In order to confirm the glucose concentrations, several samples were drawn during the cell culture experiments at different time points and measured offline via a hexokinase assay. In all experiments, the biosensors did not experience biofouling due to the hydrophilic membrane and had no obvious influence on the cell viability and cell growth (data not shown).

Conclusion

In this study, we developed a disposable inline biosensor, suitable for long-term continuous glucose monitoring in cell culture. The measurement signal was reversible without hysteresis and linear up to 20 mM glucose with a response time of t 90 ≤ 10 min. Once the glucose sensor was mounted into a bioreactor, a one-point calibration was performed for cell culture experiments of up to 8 days without recalibration. The overall functional stability of the presented glucose sensor was sustained over at least 52 days under continuous monitoring conditions. The biosensor was sterilizable with beta and UV irradiation and experienced no biofouling during the cell culture experiments.

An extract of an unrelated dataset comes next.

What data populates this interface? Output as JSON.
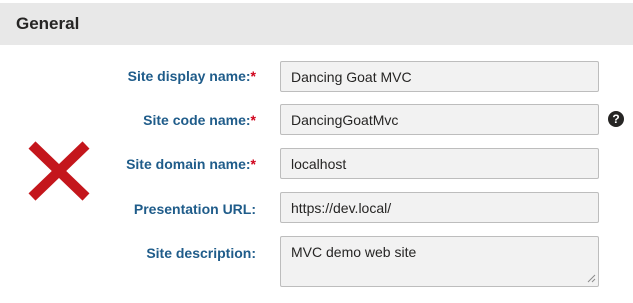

In addition to the biosensor development, a detailed investigation of the diffusion properties of the biosensor materials was performed for the development of a numerical model, which describes the biosensor characteristics adequately and revealed the hydrogen peroxide accumulation inside the biosensor for different glucose levels. The quality of the model was validated by comparing the simulated accumulation of the by-product gluconic acid to actual data, which were in good agreement. Our simulations suggest that the enzymatic turnover rate affects the enzyme activity, which is determined by the slowest step, the diffusion of glucose through the diffusion membrane. We therefore conclude that a diffusion membrane with a low permeability for glucose, in combination with a high GOD loading, is optimal for a long biosensor lifetime.

In conclusion, we established a disposable biosensor for real-time continuous glucose monitoring with a long-term functional stability and, by means of a one-dimensional biosensor model, offer an insight into the associated inactivation process which occurs through accumulation of hydrogen peroxide.